Elle avait bien la force des armes; mais cette supériorité même finit par lui manquer. Les constitutions que les États se donnent, dureraient sans doute plus longtemps si chaque État pouvait demeurer dans l'isolement, ou si du moins il pouvait vivre toujours en paix. Mais la guerre dérange les rouages des constitutions et hâte les changements. Or, entre ces cités de la Grèce et de l'Italie l'état de guerre était presque perpétuel. C'était sur la classe riche que le service militaire pesait le plus lourdement, puisque c'était elle qui occupait le premier rang dans les batailles. Souvent, au retour d'une campagne, elle rentrait dans la ville, décimée et affaiblie, hors d'état par conséquent de tenir tête au parti populaire. A Tarente, par exemple, la haute classe ayant perdu la plus grande partie de ses membres dans une guerre contre les Japyges, la démocratie s'établit aussitôt dans la cité. Le même fait s'était produit à Argos, une trentaine d'années auparavant: à la suite d'une guerre malheureuse contre les Spartiates, le nombre des vrais citoyens était devenu si faible, qu'il avait fallu donner le droit de cité à une foule de périèques. [6] C'est pour n'avoir pas à tomber dans cette extrémité que Sparte était si ménagère du sang des vrais Spartiates. Quant à Rome, ses guerres continuelles expliquent en grande partie ses révolutions. La guerre a détruit d'abord son patriciat; des trois cents familles que cette caste comptait sous les rois, il en restait à peine un tiers après la conquête du Samnium. La guerre a moissonné ensuite la plèbe primitive, cette plèbe riche et courageuse qui remplissait les cinq classes et qui formait les légions.

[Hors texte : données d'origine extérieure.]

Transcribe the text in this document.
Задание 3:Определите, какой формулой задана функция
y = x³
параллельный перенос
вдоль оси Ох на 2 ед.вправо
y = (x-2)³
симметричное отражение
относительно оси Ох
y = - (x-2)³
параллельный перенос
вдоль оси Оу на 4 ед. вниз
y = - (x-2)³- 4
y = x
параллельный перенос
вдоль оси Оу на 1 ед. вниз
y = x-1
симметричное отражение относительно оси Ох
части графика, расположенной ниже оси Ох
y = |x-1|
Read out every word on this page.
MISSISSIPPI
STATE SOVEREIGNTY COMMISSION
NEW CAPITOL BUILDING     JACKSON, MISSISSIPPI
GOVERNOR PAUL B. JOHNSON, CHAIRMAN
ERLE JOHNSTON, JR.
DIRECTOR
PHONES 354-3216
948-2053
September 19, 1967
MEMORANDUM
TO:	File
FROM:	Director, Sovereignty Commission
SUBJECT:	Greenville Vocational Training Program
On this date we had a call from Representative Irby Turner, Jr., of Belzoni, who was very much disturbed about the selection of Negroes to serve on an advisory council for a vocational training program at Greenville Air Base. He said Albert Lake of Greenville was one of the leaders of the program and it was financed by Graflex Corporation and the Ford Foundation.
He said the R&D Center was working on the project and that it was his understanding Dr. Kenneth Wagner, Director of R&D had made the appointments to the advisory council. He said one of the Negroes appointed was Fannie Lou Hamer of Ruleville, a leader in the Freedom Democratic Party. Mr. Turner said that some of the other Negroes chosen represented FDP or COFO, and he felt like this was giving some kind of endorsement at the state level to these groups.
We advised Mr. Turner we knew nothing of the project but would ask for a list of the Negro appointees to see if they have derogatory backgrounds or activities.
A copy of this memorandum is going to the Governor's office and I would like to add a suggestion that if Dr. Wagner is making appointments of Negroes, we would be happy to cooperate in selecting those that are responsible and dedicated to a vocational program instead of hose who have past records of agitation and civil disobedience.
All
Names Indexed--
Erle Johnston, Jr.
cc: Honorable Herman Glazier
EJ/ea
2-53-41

Un des effets de la guerre était que les cités étaient presque toujours réduites à donner des armes aux classes inférieures. C'est pour cela qu'à Athènes et dans toutes les villes maritimes, le besoin d'une marine et les combats sur mer ont donné à la classe pauvre l'importance que les constitutions lui refusaient. Les thètes, élevés au rang de rameurs, de matelots et même de soldats, et ayant en mains le salut de la patrie, se sont sentis nécessaires et sont devenus hardis. Telle fut l'origine de la démocratie athénienne. Sparte avait peur de la guerre. On peut voir dans Thucydide sa lenteur et sa répugnance à entrer en campagne. Elle s'est laissée entraîner malgré elle dans la guerre du Péloponèse; mais combien elle a fait d'efforts pour s'en retirer! C'est que Sparte était forcée d'armer ses [Grec: upomeiodes], ses néodamodes, ses mothaces, ses laconiens et même ses hilotes; elle savait bien que toute guerre, en donnant des armes à ces classes qu'elle opprimait, la mettait en danger de révolution et qu'il lui faudrait, au retour de l'armée, ou subir la loi de ses hilotes, ou trouver moyen de les faire massacrer sans bruit. Les plébéiens calomniaient le Sénat de Rome, quand ils lui reprochaient de chercher toujours de nouvelles guerres. Le Sénat était bien trop habile. Il savait ce que ces guerres lui coûtaient de concessions et d'échecs au forum. Mais il ne pouvait pas les éviter.

Il est donc hors de doute que la guerre a peu à peu comblé la distance que l'aristocratie de richesse avait mise entre elle et les classes inférieures. Par là il est arrivé bientôt que les constitutions se sont trouvées en désaccord avec l'état social et qu'il a fallu les modifier. D'ailleurs on doit reconnaître que tout privilège était nécessairement en contradiction avec le principe qui gouvernait alors les hommes. L'intérêt public n'était pas un principe qui fût de nature à autoriser et à maintenir longtemps l'inégalité. Il conduisait inévitablement les sociétés à la démocratie.

Cela est si vrai qu'il fallut partout, un peu plus tôt ou un peu plus tard, donner à tous les hommes libres des droits politiques. Dès que la plèbe romaine voulut avoir des comices qui lui fussent propres, elle dut y admettre les prolétaires, et ne put pas y faire passer la division en classes. La plupart des cités virent ainsi se former des assemblées vraiment populaires, et le suffrage universel fut établi.